Entendez le claquements des voiles dans les ouragans qui font balancer les bateaux les plus lourds comme des jouets insignifiants.
Voyez les rivages des îles enchanteresses, bordés de palmiers et de sable blonds. Ceux des ports de la vieille Europe, pleins de senteurs, de cris et de marins aux anneaux d’or flamboyant. Voyez la blancheur des murs de la banquise, dans un froid qui défient les cœurs et les corps les plus trempés à la dureté de la vie marine. Au-dessus un ciel bleu comme une porcelaine de la Chine lointaine, tranchant comme un acier.
J’ai connu tout cela, transporté l’or des riches galions, comme celui des pirates qui les rançonnaient, passant de bord à bord au gré des aventures.
J’ai porté les armes des corsaires, les ballots d’étoffes, d’épices et de thé des riches marchands, d’un bout à l’autre de la planète, sillonnant les routes aventureuses, ou celles tracées à la pointe d’un compas et d’un sextant.

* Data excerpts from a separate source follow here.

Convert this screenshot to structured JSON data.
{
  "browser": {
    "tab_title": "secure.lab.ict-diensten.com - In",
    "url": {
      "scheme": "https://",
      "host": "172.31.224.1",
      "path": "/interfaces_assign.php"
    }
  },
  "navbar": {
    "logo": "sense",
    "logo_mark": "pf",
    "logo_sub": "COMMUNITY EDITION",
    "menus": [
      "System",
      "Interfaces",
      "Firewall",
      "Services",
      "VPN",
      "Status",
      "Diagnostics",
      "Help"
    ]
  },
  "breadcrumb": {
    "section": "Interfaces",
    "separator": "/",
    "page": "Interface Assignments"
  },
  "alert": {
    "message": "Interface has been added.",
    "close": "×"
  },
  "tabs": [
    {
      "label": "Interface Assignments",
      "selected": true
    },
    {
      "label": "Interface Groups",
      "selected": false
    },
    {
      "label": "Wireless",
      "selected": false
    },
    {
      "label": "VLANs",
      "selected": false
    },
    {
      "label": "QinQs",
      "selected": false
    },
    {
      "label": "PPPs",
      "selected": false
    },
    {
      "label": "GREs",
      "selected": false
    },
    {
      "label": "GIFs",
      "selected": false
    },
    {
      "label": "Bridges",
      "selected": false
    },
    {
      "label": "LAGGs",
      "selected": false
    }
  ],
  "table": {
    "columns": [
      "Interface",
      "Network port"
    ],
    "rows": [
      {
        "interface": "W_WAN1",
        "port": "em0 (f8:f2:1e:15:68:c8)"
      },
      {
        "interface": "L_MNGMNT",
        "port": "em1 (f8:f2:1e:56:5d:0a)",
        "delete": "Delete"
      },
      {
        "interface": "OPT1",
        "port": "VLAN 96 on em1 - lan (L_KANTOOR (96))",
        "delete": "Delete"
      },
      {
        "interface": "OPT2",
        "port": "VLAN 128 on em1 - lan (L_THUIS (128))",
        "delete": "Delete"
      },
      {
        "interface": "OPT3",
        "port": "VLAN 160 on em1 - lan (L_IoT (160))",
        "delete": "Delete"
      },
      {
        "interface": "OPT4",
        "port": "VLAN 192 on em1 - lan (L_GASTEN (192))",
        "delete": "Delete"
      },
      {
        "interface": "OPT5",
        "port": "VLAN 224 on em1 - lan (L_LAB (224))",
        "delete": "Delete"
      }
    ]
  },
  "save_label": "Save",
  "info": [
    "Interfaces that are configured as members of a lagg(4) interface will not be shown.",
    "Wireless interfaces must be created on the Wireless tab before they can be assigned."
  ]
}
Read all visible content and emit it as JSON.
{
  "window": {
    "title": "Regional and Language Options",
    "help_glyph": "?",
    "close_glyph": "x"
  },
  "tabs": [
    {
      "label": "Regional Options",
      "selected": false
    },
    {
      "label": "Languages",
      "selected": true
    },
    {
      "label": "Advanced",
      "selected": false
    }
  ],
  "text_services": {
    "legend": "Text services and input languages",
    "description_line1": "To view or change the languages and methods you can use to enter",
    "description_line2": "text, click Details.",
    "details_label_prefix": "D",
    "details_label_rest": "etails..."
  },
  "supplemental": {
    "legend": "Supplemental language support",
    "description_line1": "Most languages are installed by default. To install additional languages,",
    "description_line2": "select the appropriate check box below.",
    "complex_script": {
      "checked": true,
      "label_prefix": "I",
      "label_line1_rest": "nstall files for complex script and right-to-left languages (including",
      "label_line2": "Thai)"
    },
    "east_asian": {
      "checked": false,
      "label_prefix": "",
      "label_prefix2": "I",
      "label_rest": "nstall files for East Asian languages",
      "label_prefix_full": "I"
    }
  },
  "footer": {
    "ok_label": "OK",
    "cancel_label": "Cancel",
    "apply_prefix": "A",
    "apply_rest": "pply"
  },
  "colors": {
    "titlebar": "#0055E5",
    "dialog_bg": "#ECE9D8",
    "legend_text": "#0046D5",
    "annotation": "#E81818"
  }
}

Des capitaines se sont assis sur mon couvercle, des hommes redoutables ou nobles. Des marins aussi, buvant une bière salée à la santé de leurs prises et de leurs rapines.
J’ai partagé la vie d’un second, qui notait soigneusement les évènements d’un bord, à la lueur d’une bougie posée sur une de mes ferrures, celle d’un capitaine qui poursuivait sa chimère blanche. Celle, encore, d’un marin, meurtrier d’un oiseau, qu’une malédiction avait frappé.
J’ai vu tout cela, et plus encore..
Vous vous arrêtez ? Vous avez senti le goût du sel, des embruns et de l’air du grand large ? Et la houle profonde qui chavire les âmes ? L' eau d'un vert sombre qui referme ses profondeurs sur les trésors ?
Asseyez-vous près de moi, écoutez …J’ai encore beaucoup à vivre et à raconter..
(tableau de Turner)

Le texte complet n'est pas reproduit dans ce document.